Friday, April 10, 2020

Good Friday

Now this austerest of Lents descends to its bitter nadir, and without any end in sight, either, of the Long Lent in which we are living.  (It is an irony that this is the sunniest Good Friday we have had in England for some time.)  All we know is that, however low we sink into despair or sin, the Son of God has come down with us, and that no anguish or suffering is beyond the knowledge or compassion of his Mother —

Cuius animam gementem,
Contristatam et dolentem
Pertransivit gladius.

O quam tristis et afflicta
Fuit illa benedicta,
Mater Unigeniti!

Quae mœrebat et dolebat,
Et tremebat, dum videbat
Nati pœnas inclyti.

([...] Whose anguished soul, sorrowed and grieving, a sword has pierced.
O how sorrowful and afflicted was that blessed Mother of the Only-Begotten!
Who, seeing the torment of her glorious Son, mourned and grieved and trembled.)

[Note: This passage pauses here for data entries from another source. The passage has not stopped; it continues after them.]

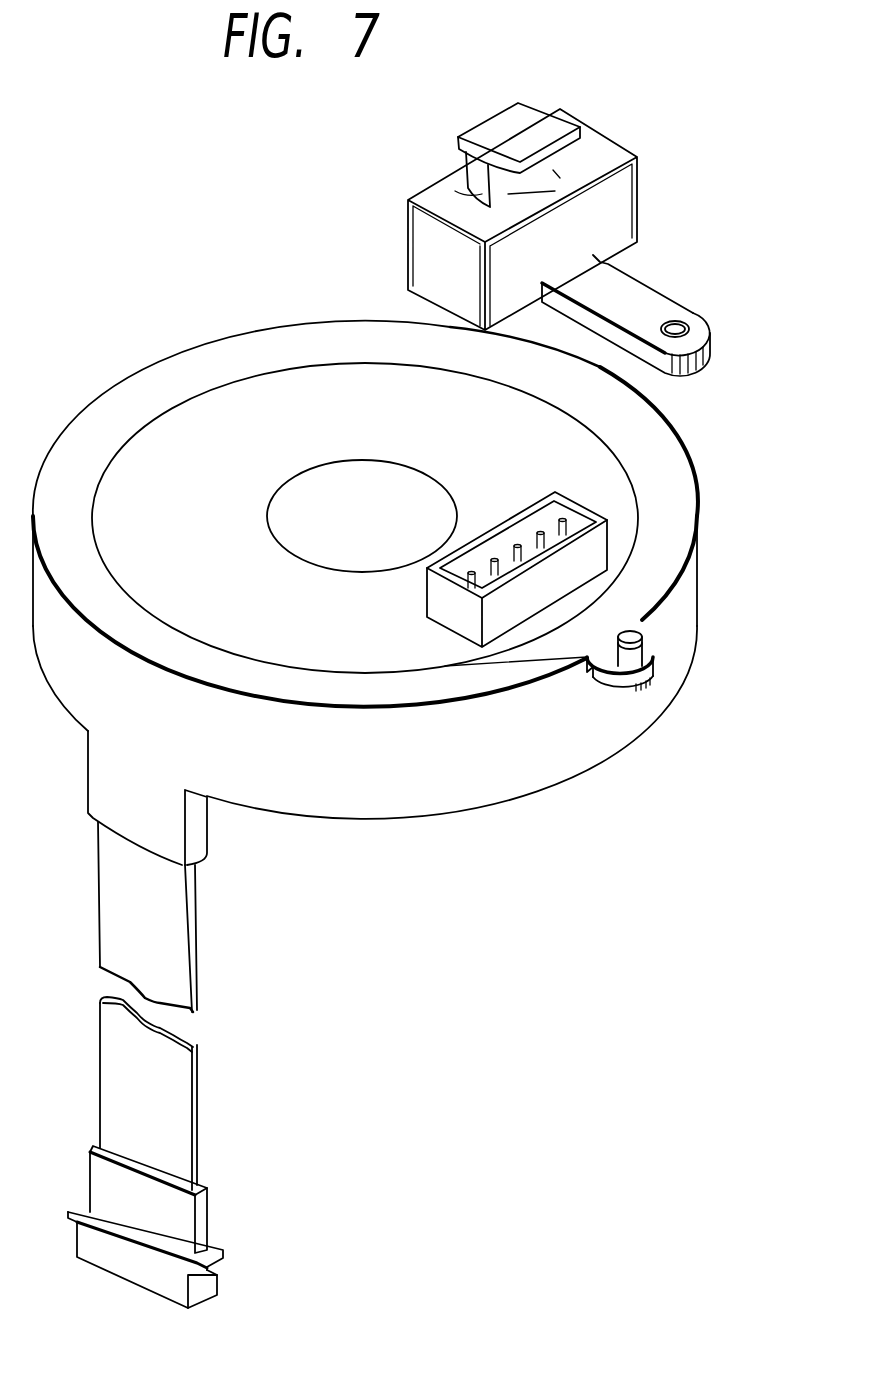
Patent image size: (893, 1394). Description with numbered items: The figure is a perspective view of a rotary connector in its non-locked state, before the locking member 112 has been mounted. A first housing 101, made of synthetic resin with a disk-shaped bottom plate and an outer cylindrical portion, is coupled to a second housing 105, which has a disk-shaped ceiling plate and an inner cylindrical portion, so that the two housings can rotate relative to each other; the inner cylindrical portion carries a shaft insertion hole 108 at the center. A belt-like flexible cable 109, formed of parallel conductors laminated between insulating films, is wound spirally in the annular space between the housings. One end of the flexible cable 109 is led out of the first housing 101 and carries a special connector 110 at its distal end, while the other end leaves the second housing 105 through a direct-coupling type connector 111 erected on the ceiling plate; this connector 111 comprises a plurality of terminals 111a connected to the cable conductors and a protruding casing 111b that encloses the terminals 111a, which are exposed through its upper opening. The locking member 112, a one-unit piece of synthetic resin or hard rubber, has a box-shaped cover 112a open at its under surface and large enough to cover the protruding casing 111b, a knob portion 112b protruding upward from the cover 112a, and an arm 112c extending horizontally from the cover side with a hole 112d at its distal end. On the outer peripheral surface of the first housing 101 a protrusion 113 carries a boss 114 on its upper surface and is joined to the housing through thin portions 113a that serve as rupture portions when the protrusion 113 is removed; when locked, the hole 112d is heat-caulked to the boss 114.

The first housing 101 is at (451, 812).
The second housing 105 is at (197, 413).
The shaft insertion hole 108 is at (330, 477).
The flexible cable 109 is at (178, 957).
The special connector 110 is at (202, 1222).
The direct-coupling type connector 111 is at (637, 569).
The terminals 111a is at (565, 546).
The protruding casing 111b is at (596, 514).
The locking member 112 is at (553, 222).
The box-shaped cover 112a is at (422, 250).
The knob portion 112b is at (490, 128).
The arm 112c is at (637, 293).
The hole 112d is at (683, 312).
The protrusion 113 is at (653, 687).
The thin portions 113a is at (593, 678).
The boss 114 is at (644, 643).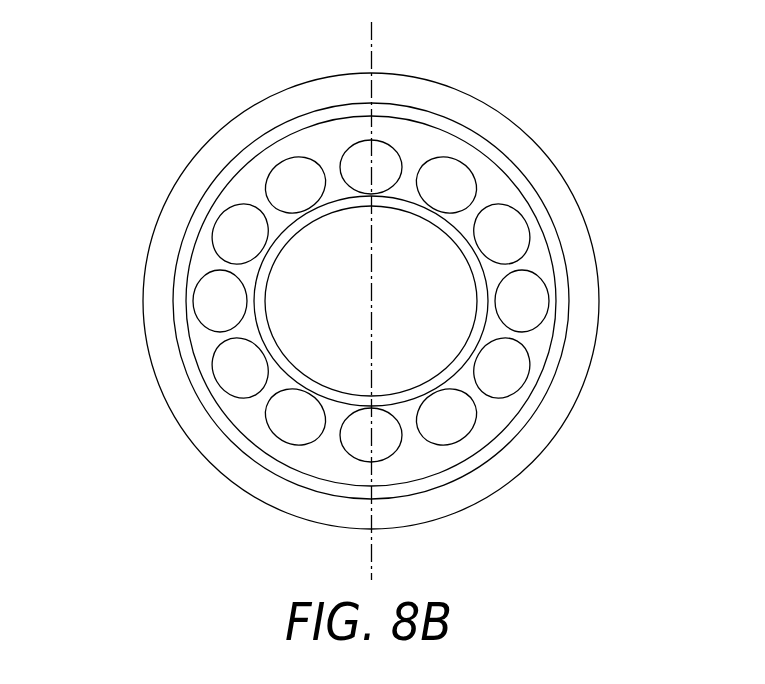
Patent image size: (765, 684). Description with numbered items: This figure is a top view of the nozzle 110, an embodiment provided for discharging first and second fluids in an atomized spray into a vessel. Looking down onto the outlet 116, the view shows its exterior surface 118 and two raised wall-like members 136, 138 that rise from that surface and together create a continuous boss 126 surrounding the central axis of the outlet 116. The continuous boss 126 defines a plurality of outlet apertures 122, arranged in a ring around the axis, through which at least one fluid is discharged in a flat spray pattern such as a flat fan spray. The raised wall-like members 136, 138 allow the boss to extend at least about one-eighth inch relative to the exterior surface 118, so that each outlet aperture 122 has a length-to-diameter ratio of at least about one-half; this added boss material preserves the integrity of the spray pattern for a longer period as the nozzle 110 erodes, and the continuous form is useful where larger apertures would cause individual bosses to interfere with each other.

The nozzle 110 is at (81, 194).
The outlet 116 is at (515, 463).
The exterior surface 118 is at (572, 368).
The raised wall-like member 136 is at (310, 110).
The continuous boss 126 is at (397, 279).
The outlet apertures 122 is at (374, 157).
The raised wall-like member 138 is at (293, 373).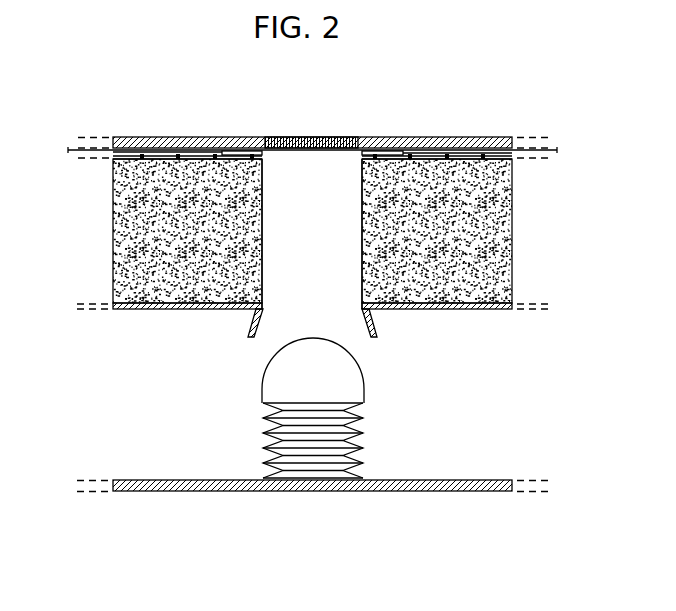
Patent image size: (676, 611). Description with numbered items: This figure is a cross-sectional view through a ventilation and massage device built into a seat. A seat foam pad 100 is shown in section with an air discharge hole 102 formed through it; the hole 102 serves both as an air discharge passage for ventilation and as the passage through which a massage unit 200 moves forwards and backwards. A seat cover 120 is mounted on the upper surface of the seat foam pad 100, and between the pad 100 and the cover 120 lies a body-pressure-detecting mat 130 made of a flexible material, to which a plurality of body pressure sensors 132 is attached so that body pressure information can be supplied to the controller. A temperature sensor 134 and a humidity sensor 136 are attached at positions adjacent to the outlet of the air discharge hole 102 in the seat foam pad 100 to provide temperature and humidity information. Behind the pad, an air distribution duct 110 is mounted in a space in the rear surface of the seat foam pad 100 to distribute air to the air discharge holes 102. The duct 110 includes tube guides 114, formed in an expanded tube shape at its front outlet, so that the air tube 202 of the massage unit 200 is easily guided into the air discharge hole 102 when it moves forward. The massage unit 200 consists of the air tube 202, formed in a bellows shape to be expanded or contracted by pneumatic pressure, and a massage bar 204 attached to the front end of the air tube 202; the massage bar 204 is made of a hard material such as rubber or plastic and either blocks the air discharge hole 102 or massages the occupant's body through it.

The seat foam pad 100 is at (120, 213).
The air discharge hole 102 is at (265, 288).
The air distribution duct 110 is at (155, 487).
The tube guide 114 is at (375, 323).
The seat cover 120 is at (465, 137).
The body-pressure-detecting mat 130 is at (128, 156).
The body pressure sensor 132 is at (178, 155).
The temperature sensor 134 is at (388, 152).
The humidity sensor 136 is at (236, 152).
The massage unit 200 is at (395, 408).
The air tube 202 is at (358, 463).
The massage bar 204 is at (355, 383).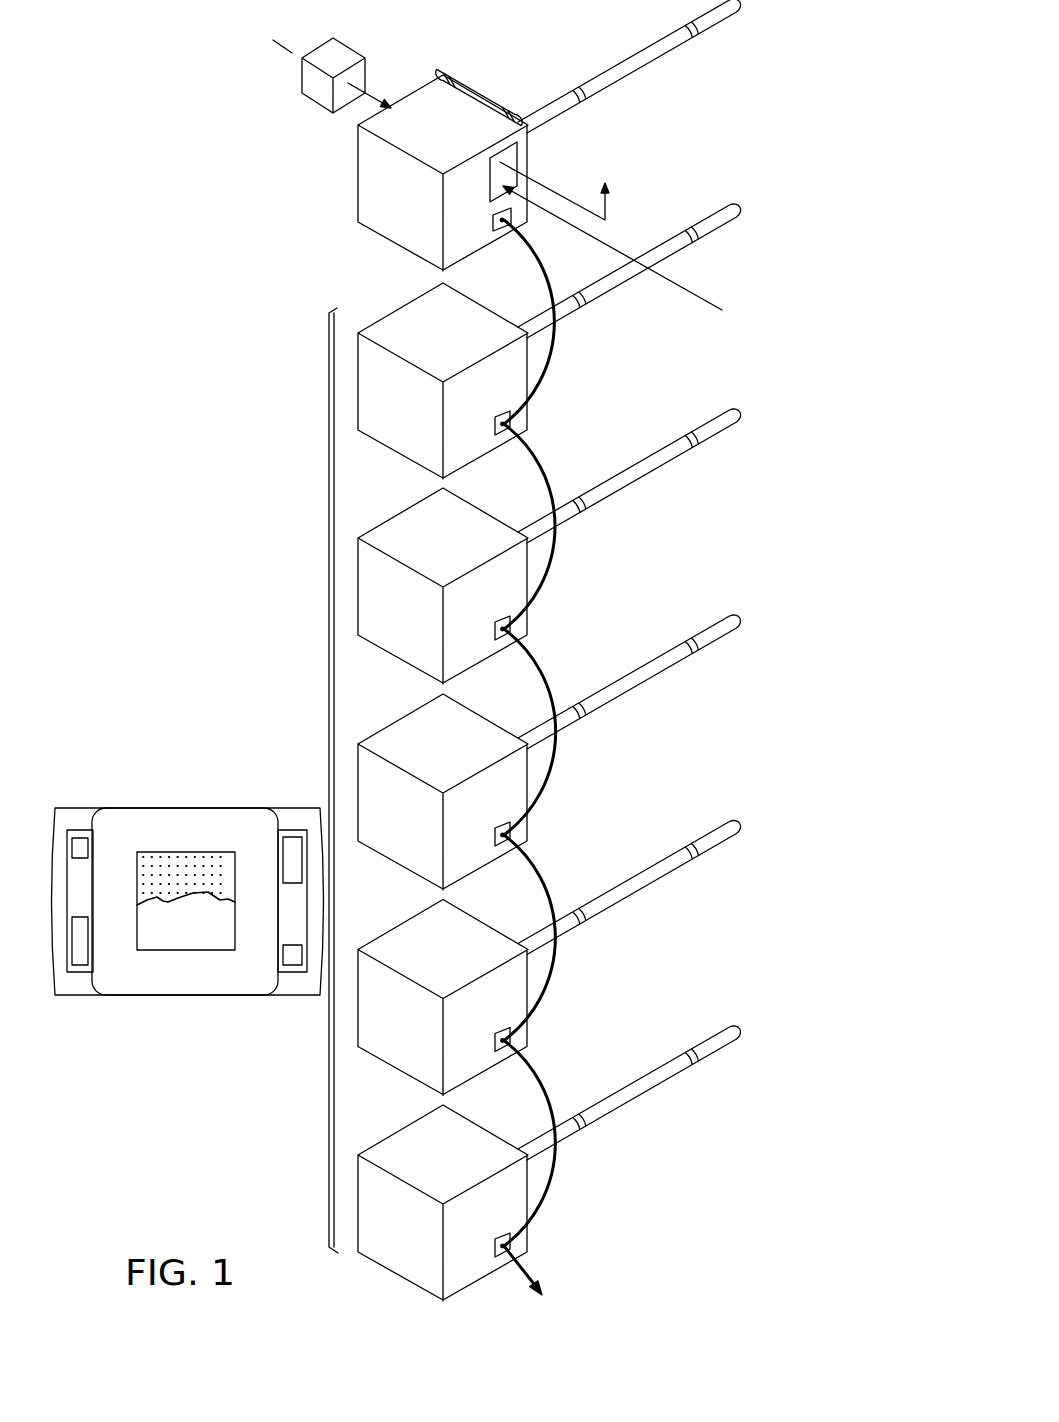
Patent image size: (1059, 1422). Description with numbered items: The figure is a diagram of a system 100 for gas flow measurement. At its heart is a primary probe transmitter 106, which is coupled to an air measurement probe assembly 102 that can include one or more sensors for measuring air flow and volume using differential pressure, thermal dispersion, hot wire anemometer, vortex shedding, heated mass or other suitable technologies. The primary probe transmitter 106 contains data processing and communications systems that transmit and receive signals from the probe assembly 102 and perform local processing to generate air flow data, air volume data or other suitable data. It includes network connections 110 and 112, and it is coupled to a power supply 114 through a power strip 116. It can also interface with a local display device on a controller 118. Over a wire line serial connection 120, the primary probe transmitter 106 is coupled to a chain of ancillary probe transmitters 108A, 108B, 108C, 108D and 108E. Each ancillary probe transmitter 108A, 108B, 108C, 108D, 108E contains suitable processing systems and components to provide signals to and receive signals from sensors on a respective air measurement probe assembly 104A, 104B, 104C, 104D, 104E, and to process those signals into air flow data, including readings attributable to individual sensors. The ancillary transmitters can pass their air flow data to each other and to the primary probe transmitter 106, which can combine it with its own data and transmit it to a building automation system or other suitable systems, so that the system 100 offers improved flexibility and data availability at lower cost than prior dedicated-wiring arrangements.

Here are these words of the Stabat Mater set to music by Herbert Howells (1892–1983).  With Catherine Wyn-Rogers (mezzo), John Daszak (tenor), the Philharmonia Chorus and the BBC Concert Orchestra, conducted by the late Stephen Cleobury, and broadcast live in the Chapel of King's College, Cambridge on the 7th April, 2013.  Howells never recovered from the death in 1935 of his own son, aged nine.